I am not speaking to the context of Columbus; I am not speaking regarding the man on the moon or Mars.  These can be debates for another day.  I am speaking of land-ownership within the context, history and past practices of the United States specifically.

So, it is possible that I took a sound principle and went too far with it…or not.  In theory, I could agree with Walter…or disagree.  My point is that I do so – either way – on principles other than the non-aggression principle.  And so does Walter.

Let’s Examine This Further

So what of the “context, history, past practices.”  Again, from Walter’s email:

The idea that because the govt builds a few roads 1000 miles away from an uninhabited part of Alaska, claims ownership over it, it willing to fight to protect it, seems to me so far away from legitimate homesteading as to be totally unrelated to it.

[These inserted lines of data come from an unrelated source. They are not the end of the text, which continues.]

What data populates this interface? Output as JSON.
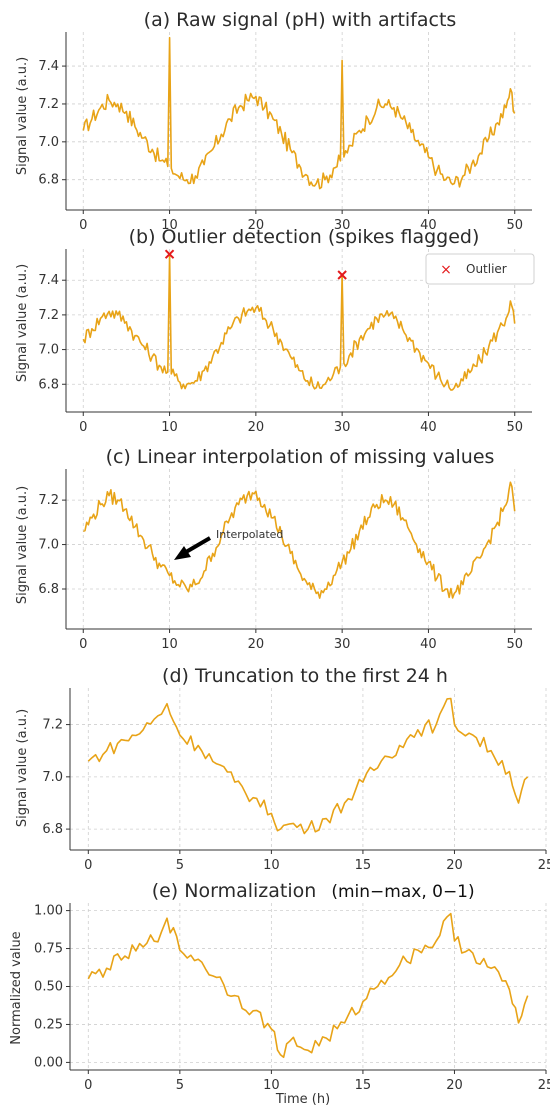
{
  "line_color": "#E8A317",
  "outlier_color": "#E41A1C",
  "chart_data": [
    {
      "id": "a",
      "type": "line",
      "title": "(a) Raw signal (pH) with artifacts",
      "xlabel": "",
      "ylabel": "Signal value (a.u.)",
      "xlim": [
        -2,
        52
      ],
      "ylim": [
        6.64,
        7.58
      ],
      "xticks": [
        0,
        10,
        20,
        30,
        40,
        50
      ],
      "yticks": [
        6.8,
        7.0,
        7.2,
        7.4
      ],
      "ytick_labels": [
        "6.8",
        "7.0",
        "7.2",
        "7.4"
      ],
      "grid": true,
      "series": [
        {
          "x": [
            0,
            1,
            2,
            3,
            4,
            5,
            6,
            7,
            8,
            9,
            9.8,
            10,
            10.2,
            11,
            12,
            13,
            14,
            15,
            16,
            17,
            18,
            19,
            20,
            21,
            22,
            23,
            24,
            25,
            26,
            27,
            28,
            29,
            29.8,
            30,
            30.2,
            31,
            32,
            33,
            34,
            35,
            36,
            37,
            38,
            39,
            40,
            41,
            42,
            43,
            44,
            45,
            46,
            47,
            48,
            49,
            49.5,
            50
          ],
          "y": [
            7.06,
            7.12,
            7.18,
            7.22,
            7.2,
            7.16,
            7.08,
            7.02,
            6.96,
            6.9,
            6.87,
            7.55,
            6.86,
            6.82,
            6.8,
            6.82,
            6.88,
            6.96,
            7.04,
            7.12,
            7.18,
            7.22,
            7.24,
            7.18,
            7.12,
            7.04,
            6.96,
            6.88,
            6.82,
            6.78,
            6.8,
            6.86,
            6.9,
            7.43,
            6.92,
            6.98,
            7.06,
            7.12,
            7.18,
            7.2,
            7.18,
            7.12,
            7.05,
            6.98,
            6.92,
            6.85,
            6.8,
            6.78,
            6.82,
            6.88,
            6.94,
            7.02,
            7.1,
            7.18,
            7.28,
            7.15
          ]
        }
      ]
    },
    {
      "id": "b",
      "type": "line",
      "title": "(b) Outlier detection (spikes flagged)",
      "xlabel": "",
      "ylabel": "Signal value (a.u.)",
      "xlim": [
        -2,
        52
      ],
      "ylim": [
        6.64,
        7.58
      ],
      "xticks": [
        0,
        10,
        20,
        30,
        40,
        50
      ],
      "yticks": [
        6.8,
        7.0,
        7.2,
        7.4
      ],
      "ytick_labels": [
        "6.8",
        "7.0",
        "7.2",
        "7.4"
      ],
      "grid": true,
      "legend": {
        "entries": [
          "Outlier"
        ],
        "position": "top-right"
      },
      "outliers": [
        {
          "x": 10,
          "y": 7.55
        },
        {
          "x": 30,
          "y": 7.43
        }
      ],
      "series": [
        {
          "x": [
            0,
            1,
            2,
            3,
            4,
            5,
            6,
            7,
            8,
            9,
            9.8,
            10,
            10.2,
            11,
            12,
            13,
            14,
            15,
            16,
            17,
            18,
            19,
            20,
            21,
            22,
            23,
            24,
            25,
            26,
            27,
            28,
            29,
            29.8,
            30,
            30.2,
            31,
            32,
            33,
            34,
            35,
            36,
            37,
            38,
            39,
            40,
            41,
            42,
            43,
            44,
            45,
            46,
            47,
            48,
            49,
            49.5,
            50
          ],
          "y": [
            7.06,
            7.12,
            7.18,
            7.22,
            7.2,
            7.16,
            7.08,
            7.02,
            6.96,
            6.9,
            6.87,
            7.55,
            6.86,
            6.82,
            6.8,
            6.82,
            6.88,
            6.96,
            7.04,
            7.12,
            7.18,
            7.22,
            7.24,
            7.18,
            7.12,
            7.04,
            6.96,
            6.88,
            6.82,
            6.78,
            6.8,
            6.86,
            6.9,
            7.43,
            6.92,
            6.98,
            7.06,
            7.12,
            7.18,
            7.2,
            7.18,
            7.12,
            7.05,
            6.98,
            6.92,
            6.85,
            6.8,
            6.78,
            6.82,
            6.88,
            6.94,
            7.02,
            7.1,
            7.18,
            7.28,
            7.15
          ]
        }
      ]
    },
    {
      "id": "c",
      "type": "line",
      "title": "(c) Linear interpolation of missing values",
      "xlabel": "",
      "ylabel": "Signal value (a.u.)",
      "xlim": [
        -2,
        52
      ],
      "ylim": [
        6.62,
        7.34
      ],
      "xticks": [
        0,
        10,
        20,
        30,
        40,
        50
      ],
      "yticks": [
        6.8,
        7.0,
        7.2
      ],
      "ytick_labels": [
        "6.8",
        "7.0",
        "7.2"
      ],
      "grid": true,
      "annotation": {
        "text": "Interpolated",
        "x": 10,
        "y": 6.95
      },
      "series": [
        {
          "x": [
            0,
            1,
            2,
            3,
            4,
            5,
            6,
            7,
            8,
            9,
            10,
            11,
            12,
            13,
            14,
            15,
            16,
            17,
            18,
            19,
            20,
            21,
            22,
            23,
            24,
            25,
            26,
            27,
            28,
            29,
            30,
            31,
            32,
            33,
            34,
            35,
            36,
            37,
            38,
            39,
            40,
            41,
            42,
            43,
            44,
            45,
            46,
            47,
            48,
            49,
            49.5,
            50
          ],
          "y": [
            7.06,
            7.12,
            7.18,
            7.22,
            7.2,
            7.16,
            7.08,
            7.02,
            6.96,
            6.9,
            6.86,
            6.82,
            6.8,
            6.82,
            6.88,
            6.96,
            7.04,
            7.12,
            7.18,
            7.22,
            7.24,
            7.18,
            7.12,
            7.04,
            6.96,
            6.88,
            6.82,
            6.78,
            6.8,
            6.86,
            6.92,
            6.98,
            7.06,
            7.12,
            7.18,
            7.2,
            7.18,
            7.12,
            7.05,
            6.98,
            6.92,
            6.85,
            6.8,
            6.78,
            6.82,
            6.88,
            6.94,
            7.02,
            7.1,
            7.18,
            7.28,
            7.15
          ]
        }
      ]
    },
    {
      "id": "d",
      "type": "line",
      "title": "(d) Truncation to the first 24 h",
      "xlabel": "",
      "ylabel": "Signal value (a.u.)",
      "xlim": [
        -1,
        25
      ],
      "ylim": [
        6.72,
        7.34
      ],
      "xticks": [
        0,
        5,
        10,
        15,
        20,
        25
      ],
      "yticks": [
        6.8,
        7.0,
        7.2
      ],
      "ytick_labels": [
        "6.8",
        "7.0",
        "7.2"
      ],
      "grid": true,
      "series": [
        {
          "x": [
            0,
            1,
            2,
            3,
            4,
            4.3,
            5,
            6,
            7,
            8,
            9,
            10,
            10.5,
            11,
            12,
            13,
            14,
            15,
            16,
            17,
            18,
            19,
            19.8,
            20,
            21,
            22,
            23,
            23.5,
            24
          ],
          "y": [
            7.06,
            7.1,
            7.14,
            7.18,
            7.24,
            7.28,
            7.16,
            7.12,
            7.05,
            6.98,
            6.92,
            6.86,
            6.8,
            6.82,
            6.8,
            6.84,
            6.9,
            6.98,
            7.06,
            7.12,
            7.18,
            7.2,
            7.3,
            7.2,
            7.16,
            7.1,
            7.02,
            6.9,
            7.0
          ]
        }
      ]
    },
    {
      "id": "e",
      "type": "line",
      "title": "(e) Normalization",
      "subtitle": "(min−max, 0−1)",
      "xlabel": "Time (h)",
      "ylabel": "Normalized value",
      "xlim": [
        -1,
        25
      ],
      "ylim": [
        -0.05,
        1.05
      ],
      "xticks": [
        0,
        5,
        10,
        15,
        20,
        25
      ],
      "yticks": [
        0,
        0.25,
        0.5,
        0.75,
        1.0
      ],
      "ytick_labels": [
        "0.00",
        "0.25",
        "0.50",
        "0.75",
        "1.00"
      ],
      "grid": true,
      "series": [
        {
          "x": [
            0,
            1,
            2,
            3,
            4,
            4.3,
            5,
            6,
            7,
            8,
            9,
            10,
            10.5,
            11,
            12,
            13,
            14,
            15,
            16,
            17,
            18,
            19,
            19.8,
            20,
            21,
            22,
            23,
            23.5,
            24
          ],
          "y": [
            0.55,
            0.62,
            0.7,
            0.76,
            0.86,
            0.95,
            0.74,
            0.68,
            0.56,
            0.44,
            0.34,
            0.22,
            0.05,
            0.14,
            0.08,
            0.16,
            0.26,
            0.4,
            0.54,
            0.64,
            0.74,
            0.8,
            0.98,
            0.8,
            0.72,
            0.62,
            0.48,
            0.26,
            0.44
          ]
        }
      ]
    }
  ]
}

Let’s not speak of a thousand miles between roads; let’s look at something bite-sized – private landholdings, in some cases larger than some states.  Each of the following individuals own land larger than Rhode Island and in some cases larger than Delaware.  In total, the top 25 private owners of land hold over 19.5 million acres – more land than each of eleven states of the fifty, and more than the six smallest combined.


#1 John Malone owns 2.2 million acres

Malone has served in executive positions in telecommunications firms and is currently the chairman of Liberty Media Corp.

He nabbed the top spot from his friend and business partner Ted Turner in 2011 when he purchased a million acres of woods in Maine and New Hampshire. The splurge followed his purchase of 290,000-acre Bell Ranch in New Mexico the previous year.

Much of it is ranchland, but the majority is forest.

Look at some of his ranchland; do you see roads, high-rises (other than the hilltops), dwellings, signs of civilization of any type?


 



#2 Ted Turner owns 2 million+ acres

Ted Turner founded the Turner Broadcasting System that launched CNN and several other cable successful programs.

He owns 2 million acres in 12 states and Argentina. The 8,800-acre Nonami Plantation known for quail hunting is his most recent and largest acquisition in his home state of Georgia.

He keeps 51,000 bison on his ranches; is it appropriate that he decides who else is allowed to set up shop?